Researchers at the University of California San Diego (UCSD) School of Medicine and Rady Children’s Institute for Genomic Medicine have created a deep learning tool that uncovers disease-causing mosaic mutations, a first step they say to find ways to develop treatments for many diseases.
Mosaic mutations are only present in a very small percentage of human cells and, for this reason, they are difficult to detect using standard DNA sequencing and computational approaches. To overcome this, the investigators turning to deep learning to develop a tool that can learn from—and examine—vast troves of genetic data to finding the tiny percentage of cells affected by mutations. Performance of the tool, called “DeepMosaic” was detailed in research published yesterday in the journal Nature Biotechnology.

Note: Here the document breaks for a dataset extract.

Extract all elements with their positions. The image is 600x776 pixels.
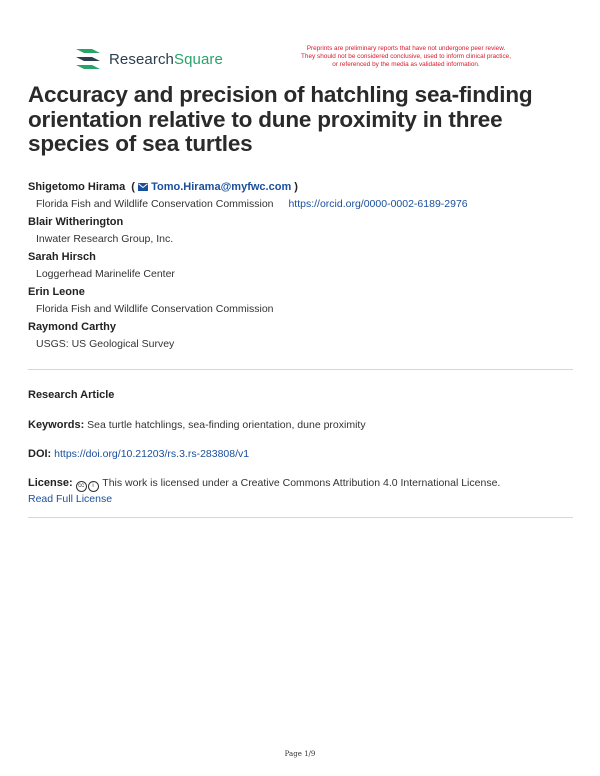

DeepMosaic was trained was trained on 180,000 simulated or experimentally assessed MVs, and was benchmarked on 619,740 simulated mosaic variants (MVs) and 530 independent biologically tested MVs from 16 genomes and 181 exomes. The tool functions in ways similar to human visual processing, with much greater accuracy and attention to detail and improved computational methods of non-cancer MV detection that are often left undetected.
“One example of an unsolved disorder is focal epilepsy,” said Joseph Gleeson, MD, Rady professor of Neuroscience at UC San Diego School of Medicine and director of neuroscience research at the Rady Children’s Institute for Genomic Medicine and senior author of the paper. “Epilepsy affects 4% of the population, and about one-quarter of focal seizures fail to respond to common medication. These patients often require surgical excision of the short-circuited focal part of the brain to stop seizures. Among these patients, mosaic mutations within the brain can cause epileptic focus.

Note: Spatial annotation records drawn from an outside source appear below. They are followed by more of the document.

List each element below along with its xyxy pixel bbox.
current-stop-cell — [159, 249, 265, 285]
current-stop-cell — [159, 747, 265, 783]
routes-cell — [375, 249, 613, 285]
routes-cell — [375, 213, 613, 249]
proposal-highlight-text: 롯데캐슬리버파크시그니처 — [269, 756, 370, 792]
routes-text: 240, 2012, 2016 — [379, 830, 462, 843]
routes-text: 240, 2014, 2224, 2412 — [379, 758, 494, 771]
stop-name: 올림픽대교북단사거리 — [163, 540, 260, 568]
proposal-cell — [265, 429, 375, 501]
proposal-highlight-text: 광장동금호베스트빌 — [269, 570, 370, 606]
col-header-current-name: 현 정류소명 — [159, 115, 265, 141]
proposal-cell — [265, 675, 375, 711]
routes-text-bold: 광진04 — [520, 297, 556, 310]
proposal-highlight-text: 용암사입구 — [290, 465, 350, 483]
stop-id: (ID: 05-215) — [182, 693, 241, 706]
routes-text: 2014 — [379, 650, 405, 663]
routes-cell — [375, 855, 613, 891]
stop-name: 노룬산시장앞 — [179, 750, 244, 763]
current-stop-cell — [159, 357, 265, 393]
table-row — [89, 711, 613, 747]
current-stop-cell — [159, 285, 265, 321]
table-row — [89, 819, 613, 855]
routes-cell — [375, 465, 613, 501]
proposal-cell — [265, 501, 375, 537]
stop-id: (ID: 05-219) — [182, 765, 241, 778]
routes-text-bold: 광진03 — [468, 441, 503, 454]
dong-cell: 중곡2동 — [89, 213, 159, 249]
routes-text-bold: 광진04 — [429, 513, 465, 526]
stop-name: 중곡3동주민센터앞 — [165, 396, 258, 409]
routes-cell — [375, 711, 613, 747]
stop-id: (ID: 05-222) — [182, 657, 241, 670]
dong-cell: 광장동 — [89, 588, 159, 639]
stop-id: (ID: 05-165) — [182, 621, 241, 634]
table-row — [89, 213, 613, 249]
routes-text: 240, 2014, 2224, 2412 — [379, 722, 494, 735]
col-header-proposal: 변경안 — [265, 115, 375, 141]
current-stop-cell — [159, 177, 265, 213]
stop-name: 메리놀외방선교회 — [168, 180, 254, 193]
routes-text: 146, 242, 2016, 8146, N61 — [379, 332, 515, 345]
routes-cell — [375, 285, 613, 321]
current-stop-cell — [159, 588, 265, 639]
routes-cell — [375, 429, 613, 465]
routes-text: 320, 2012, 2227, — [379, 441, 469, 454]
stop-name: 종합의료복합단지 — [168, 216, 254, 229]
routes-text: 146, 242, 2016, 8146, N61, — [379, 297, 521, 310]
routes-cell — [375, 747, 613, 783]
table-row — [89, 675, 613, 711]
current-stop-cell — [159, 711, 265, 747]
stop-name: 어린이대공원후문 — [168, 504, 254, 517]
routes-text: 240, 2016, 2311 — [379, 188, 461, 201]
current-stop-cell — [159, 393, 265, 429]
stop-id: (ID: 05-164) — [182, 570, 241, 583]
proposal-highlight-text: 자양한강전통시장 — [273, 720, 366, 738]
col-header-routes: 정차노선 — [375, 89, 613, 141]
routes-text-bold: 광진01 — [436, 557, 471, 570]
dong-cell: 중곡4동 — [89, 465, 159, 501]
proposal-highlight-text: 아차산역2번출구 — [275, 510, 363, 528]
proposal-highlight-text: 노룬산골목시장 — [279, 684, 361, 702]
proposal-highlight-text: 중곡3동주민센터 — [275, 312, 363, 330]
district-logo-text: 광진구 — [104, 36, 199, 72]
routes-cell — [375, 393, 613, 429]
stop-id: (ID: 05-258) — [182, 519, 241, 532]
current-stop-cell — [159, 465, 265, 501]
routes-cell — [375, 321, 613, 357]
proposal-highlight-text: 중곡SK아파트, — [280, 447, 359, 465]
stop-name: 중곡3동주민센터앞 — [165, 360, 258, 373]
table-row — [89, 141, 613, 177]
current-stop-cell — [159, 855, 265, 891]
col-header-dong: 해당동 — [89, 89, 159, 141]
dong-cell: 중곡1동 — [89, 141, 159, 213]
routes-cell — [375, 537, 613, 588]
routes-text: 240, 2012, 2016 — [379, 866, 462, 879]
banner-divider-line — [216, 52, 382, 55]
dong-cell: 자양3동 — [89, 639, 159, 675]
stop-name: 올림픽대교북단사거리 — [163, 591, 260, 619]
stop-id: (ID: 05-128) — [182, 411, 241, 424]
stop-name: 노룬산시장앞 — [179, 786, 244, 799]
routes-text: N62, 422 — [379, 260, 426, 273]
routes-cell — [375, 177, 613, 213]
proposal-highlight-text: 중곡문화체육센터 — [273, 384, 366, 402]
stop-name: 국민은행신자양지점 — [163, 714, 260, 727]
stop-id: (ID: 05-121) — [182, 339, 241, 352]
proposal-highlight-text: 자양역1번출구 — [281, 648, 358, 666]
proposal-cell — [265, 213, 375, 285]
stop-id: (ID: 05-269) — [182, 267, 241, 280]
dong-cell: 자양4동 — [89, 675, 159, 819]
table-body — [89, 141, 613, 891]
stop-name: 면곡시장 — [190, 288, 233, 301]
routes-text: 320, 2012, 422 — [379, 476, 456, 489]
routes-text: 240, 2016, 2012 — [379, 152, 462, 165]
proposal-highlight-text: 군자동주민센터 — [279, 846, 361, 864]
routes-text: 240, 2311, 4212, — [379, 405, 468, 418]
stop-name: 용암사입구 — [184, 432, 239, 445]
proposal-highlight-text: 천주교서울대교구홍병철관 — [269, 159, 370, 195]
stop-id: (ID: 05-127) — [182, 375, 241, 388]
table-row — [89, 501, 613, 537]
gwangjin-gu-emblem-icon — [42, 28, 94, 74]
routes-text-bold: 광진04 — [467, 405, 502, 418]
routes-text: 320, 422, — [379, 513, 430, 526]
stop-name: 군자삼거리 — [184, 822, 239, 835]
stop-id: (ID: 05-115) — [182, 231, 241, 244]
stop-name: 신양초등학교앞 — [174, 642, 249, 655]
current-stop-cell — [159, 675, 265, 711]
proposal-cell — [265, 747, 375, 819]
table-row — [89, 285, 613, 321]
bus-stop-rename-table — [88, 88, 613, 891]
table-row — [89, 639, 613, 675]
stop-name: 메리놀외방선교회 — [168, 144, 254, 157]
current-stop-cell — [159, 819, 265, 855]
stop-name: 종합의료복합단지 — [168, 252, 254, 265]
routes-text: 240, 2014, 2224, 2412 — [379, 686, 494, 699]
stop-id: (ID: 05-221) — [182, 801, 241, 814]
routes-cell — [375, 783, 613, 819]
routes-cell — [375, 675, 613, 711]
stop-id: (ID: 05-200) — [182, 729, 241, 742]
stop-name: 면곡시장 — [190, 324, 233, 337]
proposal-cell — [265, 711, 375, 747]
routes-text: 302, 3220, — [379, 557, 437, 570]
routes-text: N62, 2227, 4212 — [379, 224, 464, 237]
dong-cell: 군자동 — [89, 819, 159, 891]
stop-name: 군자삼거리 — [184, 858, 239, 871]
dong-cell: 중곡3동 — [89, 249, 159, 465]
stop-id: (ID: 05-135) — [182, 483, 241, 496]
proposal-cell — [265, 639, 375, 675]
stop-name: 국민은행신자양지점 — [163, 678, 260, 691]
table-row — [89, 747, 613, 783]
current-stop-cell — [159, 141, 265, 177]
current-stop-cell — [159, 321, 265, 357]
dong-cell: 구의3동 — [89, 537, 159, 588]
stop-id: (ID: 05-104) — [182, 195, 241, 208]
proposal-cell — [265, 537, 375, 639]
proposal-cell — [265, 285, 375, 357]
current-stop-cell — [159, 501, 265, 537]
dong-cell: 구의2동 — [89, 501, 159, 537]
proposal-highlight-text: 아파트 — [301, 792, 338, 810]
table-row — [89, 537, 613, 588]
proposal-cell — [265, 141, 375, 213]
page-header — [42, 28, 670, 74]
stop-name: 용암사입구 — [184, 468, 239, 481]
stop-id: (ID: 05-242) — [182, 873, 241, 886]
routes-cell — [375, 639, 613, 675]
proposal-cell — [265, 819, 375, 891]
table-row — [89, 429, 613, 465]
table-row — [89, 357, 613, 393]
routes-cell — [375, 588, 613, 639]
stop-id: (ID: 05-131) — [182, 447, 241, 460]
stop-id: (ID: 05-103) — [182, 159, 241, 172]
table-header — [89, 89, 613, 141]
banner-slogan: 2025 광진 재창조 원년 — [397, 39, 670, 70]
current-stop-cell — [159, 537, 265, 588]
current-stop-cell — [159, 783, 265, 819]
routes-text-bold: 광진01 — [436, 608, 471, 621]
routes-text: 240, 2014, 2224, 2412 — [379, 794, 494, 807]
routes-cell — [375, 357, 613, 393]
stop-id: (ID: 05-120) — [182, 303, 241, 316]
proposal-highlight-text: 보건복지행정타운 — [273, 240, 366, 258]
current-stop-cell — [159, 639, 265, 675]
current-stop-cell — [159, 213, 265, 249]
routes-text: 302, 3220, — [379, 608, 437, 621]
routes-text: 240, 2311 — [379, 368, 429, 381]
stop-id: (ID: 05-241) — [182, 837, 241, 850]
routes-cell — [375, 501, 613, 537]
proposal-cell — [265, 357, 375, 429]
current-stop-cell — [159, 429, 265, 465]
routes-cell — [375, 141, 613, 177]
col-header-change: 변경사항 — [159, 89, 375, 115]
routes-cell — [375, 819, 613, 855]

“We have had many epilepsy patients where we were not able to spot the cause, but once we applied our method, called ‘DeepMosaic,’ to the genomic data, the mutation became obvious. This has allowed us to improve the sensitivity of DNA sequencing in certain forms of epilepsy and had led to discoveries that point to new ways to treat brain disease.”
DeepMosaic’s training involved using information that included known MVs as well as many normal DNA sequences and allowed the machine-learning technology to learn the differences between them. Development of the tool involved an iterative process of continually re-training it with increasingly complex datasets and selection between a dozen of models, the computer was eventually able to identify mosaic mutations much better than human eyes and prior methods. It was also tested on large independent data sets not used in the training and out preformed prior analysis and detection methods.

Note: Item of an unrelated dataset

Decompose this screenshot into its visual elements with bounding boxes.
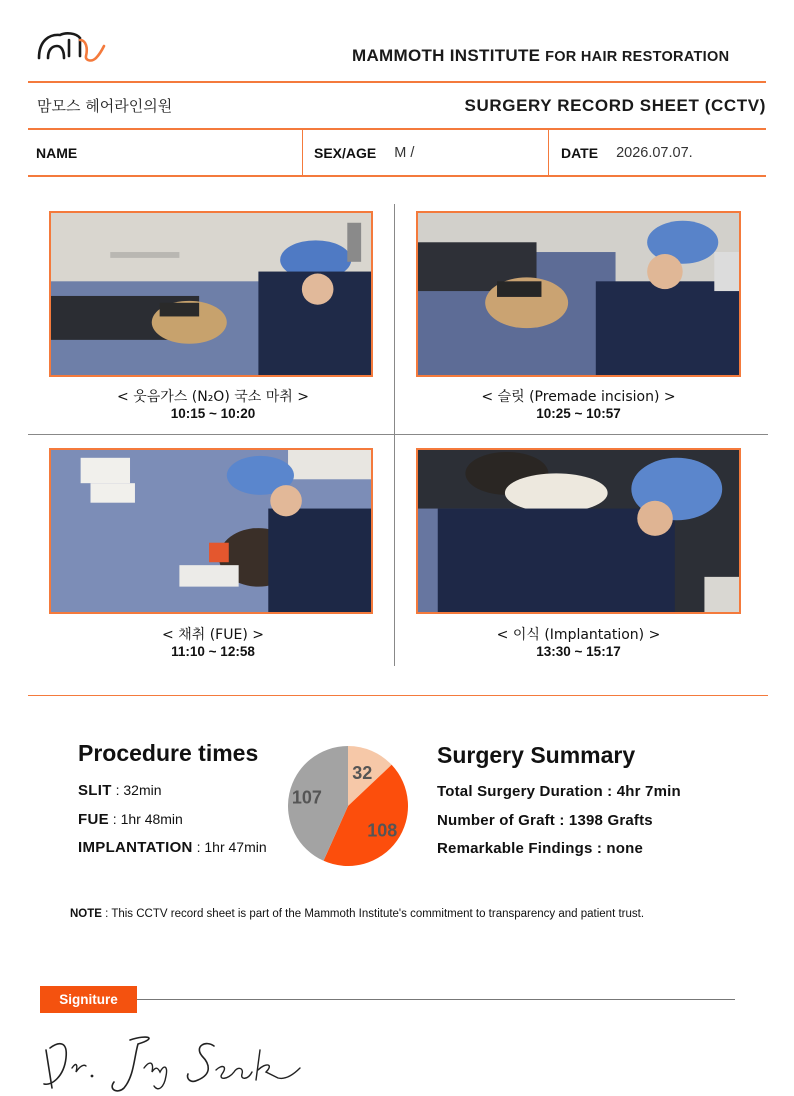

In their research, the team showed that DeepMosaic performed with a sensitivity of 0.78, specificity of 0.83 and positive predictive value of 0.96 on noncancer whole-genome sequencing data, as well as doubling the validation rate over previous best-practice methods on noncancer whole-exome sequencing data (0.43 versus 0.18).
“DeepMosaic surpassed traditional tools in detecting mosaicism from genomic and exonic sequences,” said Xin Xu, a former undergraduate research assistant at UC San Diego School of Medicine and co-first author. “The prominent visual features picked up by the deep learning models are very similar to what experts are focusing on when manually examining variants.”
The team noted that DeepMosaic is an accurate MV classifier for noncancer samples that can be implemented as an alternative or complement to existing methods. To advance adoption of the tool and spur further researcher, the UCSD and Rady team have made DeepMosaic freely available via an open-source platform that can enable other researchers to train their own neural networks to achieve a more targeted detection of mutations using a similar image-based method.